I hate to be such a negative nancy but wtf.
We are only 7 days in to the new year and I feel like a steam roller has passed over me a few times already.

I came back to work on Monday from my staycation - on my Half Birthday - to find that something extremely important had fallen through the cracks. I did my best to fix it but unforutunately it's one of those things that is unfixable. I haven't touched my planner. It's not even the middle of the year and I'm already slacking on using the planner! I thought I was being all responsible by shopping around for life insurance since I'm going to hit the big 3-0 soon. I figure it makes sense. Apparently, in the insurance world, I'm ALREADY 30! After a person's half birthday, insurance companies round up. That was my birthday present as I went to see the insurance lady on Tuesday - the day after my Half Birthday. Today is Wednesday. Only Wednesday.

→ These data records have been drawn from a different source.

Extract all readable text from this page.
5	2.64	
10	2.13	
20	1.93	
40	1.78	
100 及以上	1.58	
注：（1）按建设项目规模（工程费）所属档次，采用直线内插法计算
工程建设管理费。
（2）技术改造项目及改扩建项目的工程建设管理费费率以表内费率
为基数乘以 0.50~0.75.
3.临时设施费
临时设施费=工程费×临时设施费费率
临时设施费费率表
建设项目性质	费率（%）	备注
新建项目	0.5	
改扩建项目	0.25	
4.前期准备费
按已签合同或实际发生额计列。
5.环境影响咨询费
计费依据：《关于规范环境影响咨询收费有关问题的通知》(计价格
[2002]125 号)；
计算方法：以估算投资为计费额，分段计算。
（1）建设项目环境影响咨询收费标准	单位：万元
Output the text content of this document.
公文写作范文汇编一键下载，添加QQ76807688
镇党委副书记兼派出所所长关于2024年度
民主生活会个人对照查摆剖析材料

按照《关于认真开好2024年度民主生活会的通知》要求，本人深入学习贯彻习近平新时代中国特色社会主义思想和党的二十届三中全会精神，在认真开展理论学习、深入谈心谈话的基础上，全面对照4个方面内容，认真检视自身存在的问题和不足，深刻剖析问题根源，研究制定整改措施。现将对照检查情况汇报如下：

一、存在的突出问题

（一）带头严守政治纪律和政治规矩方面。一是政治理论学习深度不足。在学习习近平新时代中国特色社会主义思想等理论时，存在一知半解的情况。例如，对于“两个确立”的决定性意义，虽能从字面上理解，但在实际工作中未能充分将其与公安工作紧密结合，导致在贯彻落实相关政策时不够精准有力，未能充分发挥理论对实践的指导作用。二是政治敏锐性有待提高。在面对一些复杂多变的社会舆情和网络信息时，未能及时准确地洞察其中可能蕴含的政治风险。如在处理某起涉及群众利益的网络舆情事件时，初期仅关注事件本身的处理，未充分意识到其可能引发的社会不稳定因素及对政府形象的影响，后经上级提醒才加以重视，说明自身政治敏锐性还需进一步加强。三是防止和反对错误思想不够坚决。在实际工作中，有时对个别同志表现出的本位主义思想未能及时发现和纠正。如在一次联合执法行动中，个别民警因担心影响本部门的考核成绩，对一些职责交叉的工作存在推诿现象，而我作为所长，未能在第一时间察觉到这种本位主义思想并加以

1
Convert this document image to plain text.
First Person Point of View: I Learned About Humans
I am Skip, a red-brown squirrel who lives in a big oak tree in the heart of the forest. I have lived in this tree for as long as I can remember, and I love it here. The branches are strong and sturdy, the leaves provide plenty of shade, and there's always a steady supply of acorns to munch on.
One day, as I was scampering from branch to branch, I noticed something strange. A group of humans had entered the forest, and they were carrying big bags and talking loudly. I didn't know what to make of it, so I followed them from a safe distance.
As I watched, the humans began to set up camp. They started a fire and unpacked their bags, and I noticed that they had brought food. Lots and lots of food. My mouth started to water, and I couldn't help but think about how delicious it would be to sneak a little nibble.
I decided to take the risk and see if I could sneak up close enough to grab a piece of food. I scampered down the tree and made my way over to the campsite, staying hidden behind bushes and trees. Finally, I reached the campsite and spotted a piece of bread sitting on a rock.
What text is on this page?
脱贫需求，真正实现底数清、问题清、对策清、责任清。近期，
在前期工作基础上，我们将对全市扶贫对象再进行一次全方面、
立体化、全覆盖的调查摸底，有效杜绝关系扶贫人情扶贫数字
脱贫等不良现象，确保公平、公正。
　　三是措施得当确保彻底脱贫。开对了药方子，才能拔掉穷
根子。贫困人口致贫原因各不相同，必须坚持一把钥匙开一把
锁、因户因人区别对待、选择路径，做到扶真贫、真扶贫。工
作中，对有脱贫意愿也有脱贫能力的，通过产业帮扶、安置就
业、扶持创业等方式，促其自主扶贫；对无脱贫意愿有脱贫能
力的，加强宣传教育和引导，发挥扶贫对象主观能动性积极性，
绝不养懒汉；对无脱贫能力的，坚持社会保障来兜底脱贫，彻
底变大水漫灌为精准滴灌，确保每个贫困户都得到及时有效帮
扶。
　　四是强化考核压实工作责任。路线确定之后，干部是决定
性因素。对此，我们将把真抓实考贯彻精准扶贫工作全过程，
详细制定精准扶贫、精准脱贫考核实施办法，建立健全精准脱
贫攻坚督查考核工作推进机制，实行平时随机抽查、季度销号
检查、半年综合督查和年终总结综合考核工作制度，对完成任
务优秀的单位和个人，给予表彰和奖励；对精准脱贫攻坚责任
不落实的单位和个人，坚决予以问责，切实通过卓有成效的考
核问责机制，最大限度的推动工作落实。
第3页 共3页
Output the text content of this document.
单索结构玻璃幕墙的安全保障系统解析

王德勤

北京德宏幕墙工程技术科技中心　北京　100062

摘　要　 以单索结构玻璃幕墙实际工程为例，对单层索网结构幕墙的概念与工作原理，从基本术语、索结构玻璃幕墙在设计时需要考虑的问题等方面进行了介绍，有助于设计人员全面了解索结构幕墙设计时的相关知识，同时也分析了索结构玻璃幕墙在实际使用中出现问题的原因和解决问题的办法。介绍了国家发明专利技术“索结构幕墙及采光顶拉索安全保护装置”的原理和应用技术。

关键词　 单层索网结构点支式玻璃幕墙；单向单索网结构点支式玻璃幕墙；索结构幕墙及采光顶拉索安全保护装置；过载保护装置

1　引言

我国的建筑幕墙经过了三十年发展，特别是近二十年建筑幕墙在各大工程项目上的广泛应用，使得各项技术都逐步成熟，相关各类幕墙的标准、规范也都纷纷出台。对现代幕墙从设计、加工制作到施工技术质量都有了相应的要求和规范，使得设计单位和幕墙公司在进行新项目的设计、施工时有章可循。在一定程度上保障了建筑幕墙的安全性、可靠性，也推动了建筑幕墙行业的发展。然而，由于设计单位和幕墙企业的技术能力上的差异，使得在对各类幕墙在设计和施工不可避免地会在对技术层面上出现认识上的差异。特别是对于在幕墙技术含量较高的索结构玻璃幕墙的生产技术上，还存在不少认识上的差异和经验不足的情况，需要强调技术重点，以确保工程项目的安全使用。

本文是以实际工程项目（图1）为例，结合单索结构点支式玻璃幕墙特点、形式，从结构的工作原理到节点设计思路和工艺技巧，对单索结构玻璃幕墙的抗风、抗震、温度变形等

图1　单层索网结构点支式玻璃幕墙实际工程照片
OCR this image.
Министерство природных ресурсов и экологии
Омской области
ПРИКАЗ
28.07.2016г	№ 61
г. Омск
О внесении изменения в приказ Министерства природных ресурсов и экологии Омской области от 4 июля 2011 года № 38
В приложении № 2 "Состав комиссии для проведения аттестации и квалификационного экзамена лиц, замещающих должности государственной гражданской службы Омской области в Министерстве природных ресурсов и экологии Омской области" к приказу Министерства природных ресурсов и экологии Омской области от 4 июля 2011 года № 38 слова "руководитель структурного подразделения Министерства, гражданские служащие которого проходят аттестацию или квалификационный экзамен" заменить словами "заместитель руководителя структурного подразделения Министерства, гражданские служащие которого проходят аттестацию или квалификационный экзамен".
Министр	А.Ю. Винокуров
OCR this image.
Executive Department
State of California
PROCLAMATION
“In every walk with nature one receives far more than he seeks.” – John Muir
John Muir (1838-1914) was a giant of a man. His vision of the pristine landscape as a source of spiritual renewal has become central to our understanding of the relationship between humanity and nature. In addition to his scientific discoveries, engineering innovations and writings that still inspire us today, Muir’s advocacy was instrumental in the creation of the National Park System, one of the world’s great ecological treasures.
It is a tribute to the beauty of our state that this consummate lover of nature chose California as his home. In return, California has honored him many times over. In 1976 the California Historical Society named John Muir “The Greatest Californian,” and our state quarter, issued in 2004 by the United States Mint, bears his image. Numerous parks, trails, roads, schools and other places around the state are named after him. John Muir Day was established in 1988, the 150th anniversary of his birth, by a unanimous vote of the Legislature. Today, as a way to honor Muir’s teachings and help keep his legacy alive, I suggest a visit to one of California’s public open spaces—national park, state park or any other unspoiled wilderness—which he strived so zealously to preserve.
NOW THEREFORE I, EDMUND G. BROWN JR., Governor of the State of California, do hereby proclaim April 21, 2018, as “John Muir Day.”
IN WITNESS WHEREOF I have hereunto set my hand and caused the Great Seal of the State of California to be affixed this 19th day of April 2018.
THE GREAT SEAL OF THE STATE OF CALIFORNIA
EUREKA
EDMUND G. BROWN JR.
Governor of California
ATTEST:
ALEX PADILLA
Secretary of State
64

And it's not just me. I feel a lot of people around me are making their way through some challenging times. If this is how it is just a week in, I don't even want to think about what the rest of the year has in store.

I am usually very good at seeing the silver lining on the cloud. But I am TIRED. I don't want to make the effort to see the silver lining. This is me whining. I would just rather there not be a cloud. Clear skies. Sunny day. Everything going my (and my friends') way.

But this is me we are talking about. No matter how many times my little heart gets trampled, it gets right back up and falls for the cute boy next door. Same goes for my optimism.

So - aside from the usual blessings I thank the Lord for bestowing upon me and my family like health, food, shelter - I do have much to be thankful and blissful for...

I was emailing back and forth with my mom and dad today at work. I took a step back and surveyed the situation...I'm used to emailing with dad but my mom emailing is the cutest thing in the entire world!
I made a new friend recently. She was going through a rough patch and I happened to be there and we've gotten close.
Another friend has found herself in a pretty wonderful situation and it warms my little black heart to see her so happy!
I have a job. It's a doozy. But I do have a job.
I just tried a new way of making bhindi and it is fantastic - if I do say so myself.
In my panic-y state on Monday, I found solace in lots of fantastic friends. I reached out and they reached right over with advice and comfort.
I have dinner plans at a friend's house tomorrow night.
I have so many amazing trips and events to look forward to this year.
I'm planning a trip to India. I'm going home.

Hmmm....not bad.

3 comments:

Olivia said...

And you have an absolutely tremendous number of people who love you dearly.

RM said...

Take a deep breath and keep the faith. You're (not quite) 30 and (way beyond quite) fabulous--with an exciting year ahead!! Don't let these ultimately minor hiccups cramp your spirit.

Noopur said...

how could you say "negative nancy" and "wtf" in the same sentence? GEEZ.